Dirigismo Cultural?
Jornal O Estado do Maranhão
Iniciativa do Ministério da Cultura propõe alterações na Lei no. 8.313 (Lei Rouanet), de incentivo à cultura, em vigor desde 23 de dezembro de 1991. A proposta gerou muita polêmica, desde o dia 23 de março deste ano, quando foi divulgada, e, depois, ao ser submetida a consulta pública, até o dia 6 de maio.

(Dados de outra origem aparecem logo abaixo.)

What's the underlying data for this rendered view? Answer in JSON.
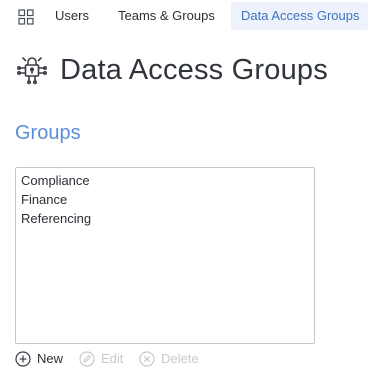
{
  "nav": {
    "grid_icon": "grid-icon",
    "items": [
      {
        "label": "Users"
      },
      {
        "label": "Teams & Groups"
      },
      {
        "label": "Data Access Groups",
        "active": true
      }
    ],
    "active_bg": "#eef3fb",
    "active_color": "#3e72c0"
  },
  "header": {
    "icon": "lock-network-icon",
    "title": "Data Access Groups"
  },
  "groups": {
    "section_title": "Groups",
    "items": [
      "Compliance",
      "Finance",
      "Referencing"
    ]
  },
  "actions": {
    "new": {
      "label": "New",
      "icon": "plus-circle-icon",
      "enabled": true
    },
    "edit": {
      "label": "Edit",
      "icon": "pencil-circle-icon",
      "enabled": false
    },
    "delete": {
      "label": "Delete",
      "icon": "x-circle-icon",
      "enabled": false
    }
  },
  "colors": {
    "accent": "#5b8fdc",
    "disabled": "#c6c9ce"
  }
}
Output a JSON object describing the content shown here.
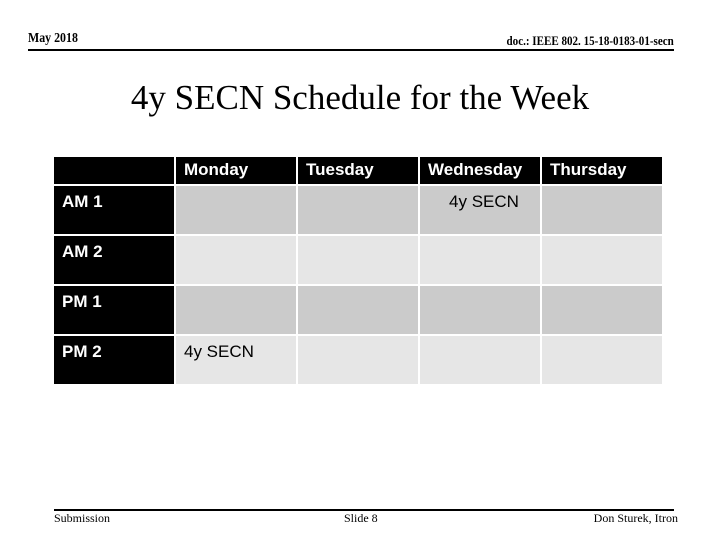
{
  "header": {
    "date": "May 2018",
    "doc_id": "doc.: IEEE 802. 15-18-0183-01-secn"
  },
  "title": "4y SECN Schedule for the Week",
  "schedule": {
    "columns": [
      "",
      "Monday",
      "Tuesday",
      "Wednesday",
      "Thursday"
    ],
    "rows": [
      {
        "label": "AM 1",
        "cells": [
          "",
          "",
          "4y SECN",
          ""
        ]
      },
      {
        "label": "AM 2",
        "cells": [
          "",
          "",
          "",
          ""
        ]
      },
      {
        "label": "PM 1",
        "cells": [
          "",
          "",
          "",
          ""
        ]
      },
      {
        "label": "PM 2",
        "cells": [
          "4y SECN",
          "",
          "",
          ""
        ]
      }
    ]
  },
  "footer": {
    "left": "Submission",
    "center": "Slide 8",
    "right": "Don Sturek, Itron"
  }
}
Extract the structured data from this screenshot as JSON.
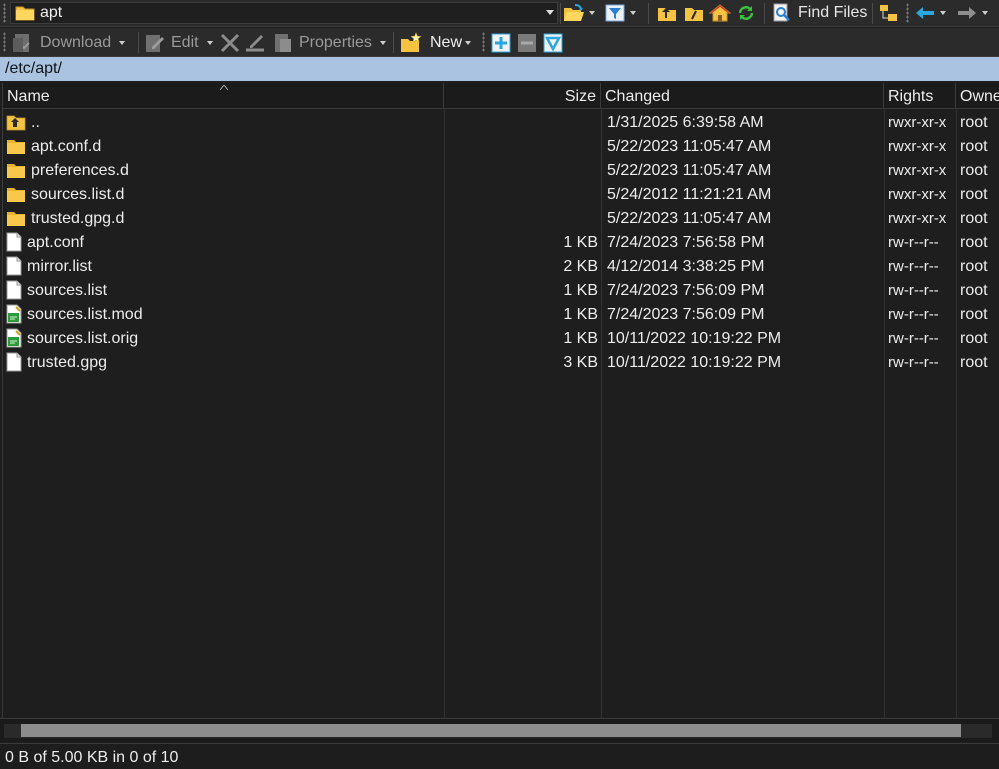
{
  "toolbar_top": {
    "path_label": "apt",
    "find_files_label": "Find Files"
  },
  "toolbar_actions": {
    "download_label": "Download",
    "edit_label": "Edit",
    "properties_label": "Properties",
    "new_label": "New"
  },
  "address": "/etc/apt/",
  "columns": {
    "name": "Name",
    "size": "Size",
    "changed": "Changed",
    "rights": "Rights",
    "owner": "Owne"
  },
  "files": [
    {
      "name": "..",
      "size": "",
      "changed": "1/31/2025 6:39:58 AM",
      "rights": "rwxr-xr-x",
      "owner": "root",
      "icon": "parent-folder-icon"
    },
    {
      "name": "apt.conf.d",
      "size": "",
      "changed": "5/22/2023 11:05:47 AM",
      "rights": "rwxr-xr-x",
      "owner": "root",
      "icon": "folder-icon"
    },
    {
      "name": "preferences.d",
      "size": "",
      "changed": "5/22/2023 11:05:47 AM",
      "rights": "rwxr-xr-x",
      "owner": "root",
      "icon": "folder-icon"
    },
    {
      "name": "sources.list.d",
      "size": "",
      "changed": "5/24/2012 11:21:21 AM",
      "rights": "rwxr-xr-x",
      "owner": "root",
      "icon": "folder-icon"
    },
    {
      "name": "trusted.gpg.d",
      "size": "",
      "changed": "5/22/2023 11:05:47 AM",
      "rights": "rwxr-xr-x",
      "owner": "root",
      "icon": "folder-icon"
    },
    {
      "name": "apt.conf",
      "size": "1 KB",
      "changed": "7/24/2023 7:56:58 PM",
      "rights": "rw-r--r--",
      "owner": "root",
      "icon": "file-icon"
    },
    {
      "name": "mirror.list",
      "size": "2 KB",
      "changed": "4/12/2014 3:38:25 PM",
      "rights": "rw-r--r--",
      "owner": "root",
      "icon": "file-icon"
    },
    {
      "name": "sources.list",
      "size": "1 KB",
      "changed": "7/24/2023 7:56:09 PM",
      "rights": "rw-r--r--",
      "owner": "root",
      "icon": "file-icon"
    },
    {
      "name": "sources.list.mod",
      "size": "1 KB",
      "changed": "7/24/2023 7:56:09 PM",
      "rights": "rw-r--r--",
      "owner": "root",
      "icon": "script-file-icon"
    },
    {
      "name": "sources.list.orig",
      "size": "1 KB",
      "changed": "10/11/2022 10:19:22 PM",
      "rights": "rw-r--r--",
      "owner": "root",
      "icon": "script-file-icon"
    },
    {
      "name": "trusted.gpg",
      "size": "3 KB",
      "changed": "10/11/2022 10:19:22 PM",
      "rights": "rw-r--r--",
      "owner": "root",
      "icon": "file-icon"
    }
  ],
  "status": "0 B of 5.00 KB in 0 of 10",
  "colors": {
    "address_bg": "#a9c3e0",
    "folder_yellow": "#f5c342",
    "accent_blue": "#2aa6e0",
    "accent_green": "#3cbf3c"
  }
}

Passada esta data, o ministro da Cultura iniciou visitas a diversos estados para conversas com os secretários de cultura e pessoas e entidades com atuação na área.
A resistência do Ministério e de gente de mentalidade estatizante à lei de agora, de excelentes resultados, está clara na transcrição, no site do próprio Ministério, de texto do jornal O Povo, do Ceará, estado onde houve discussões sobre o assunto: "O principal objetivo do Ministério com o projeto é que o Estado passe a regular o mecanismo de financiamento da cultura brasileira, hoje feito majoritariamente por meio de renúncia fiscal da iniciativa privada.". Afora a redação imprecisa, pois a renúncia não é da iniciativa privada, mas do poder público, é evidente a ideia de que tudo pode e deve ser regulamentado pelo Estado.
Como atualmente às empresas é dada a opção de aplicar, após prévia aprovação pelo Ministério, em projetos culturais de sua escolha, parte do imposto que teriam de recolher às abarrotadas burras governamentais, então o mecanismo não deve prestar. Quem tem a competência para decidir sobre o melhor para a sociedade são os burocratas. Eu de minha parte, prefiro que as escolhas continuem a ser feitas por elas. O governo é, por sua natureza, um monopolista. O setor privado, quando também o é, tem, como os estudos econômicos nos mostram incessantemente, vida relativamente curta pois monopólios tendem a se esfacelar com o passar do tempo. Mais ainda. Corporações empresariais, há muitas, concorrendo umas com as outras. Governo, só um.
Uma comissão composta, entre outros, por membros da sociedade, segundo a nova lei, ficaria encarregada de aprovar os projetos merecedores de ajuda, procedimento já adotado presentemente, porém em fase anterior à escolha das empresas. Ou seja, estas nos dias atuais já tomam decisões com base em decisões do próprio governo. A diferença na proposta, é que o poder público ficaria com a palavra final. Elas teriam então de aplicar tão somente em determinado projeto indicado pelo Estado e não poderiam escolher em uma lista dos pré-aprovados pelo Ministério, como no presente. E mais, não poderiam fazer divulgação da aplicação. Aí está um bom incentivo, se o objetivo for fazê-las não aplicar nada e recolher sem chateações o imposto ao erário. Aliás, o Ministério deixou claro que o ideal seria ter a totalidade dos recursos para incentivo à cultura administrados por um fundo estatal.
O leitor terá uma noção do caráter estatizante da proposta pelo artigo 49: "O Ministério da Cultura e demais órgãos da Administração Pública Federal poderão dispor dos bens e serviços culturais financiados com recursos públicos para fins não-comerciais e não-onerosos, após o período de três anos de reserva de direitos de utilização sobre a obra". Em palavras mais claras, o governo irá expropriar a propriedade intelectual dos autores dos projetos.
Quanto à concentração na região sul-sudeste da aplicação de recursos, devemos observar que o problema não é da Lei Rouanet, mas da baixa capacidade de aplicação das empresas do restante do país. Seria preciso eliminar as desigualdades regionais do Brasil a fim de eliminar o problema. Também, aplicações nas outras regiões são contabilizadas como da sul-sudeste por nesta se encontrar a maior parte das sedes das aplicadoras.
De qualquer modo, essa tentativa de mudança estatizante levanta um complexo, eterno e, parece, insolúvel problema. O apoio estatal às atividades culturais não levaria a um dirigismo cultural? O fato de o poder público a elas alocar recursos não conduziria a manipulações em favor do príncipe? Essa, a discussão mais importante. Enquanto não se chega a uma conclusão, melhor é continuar com a Lei Rouanet.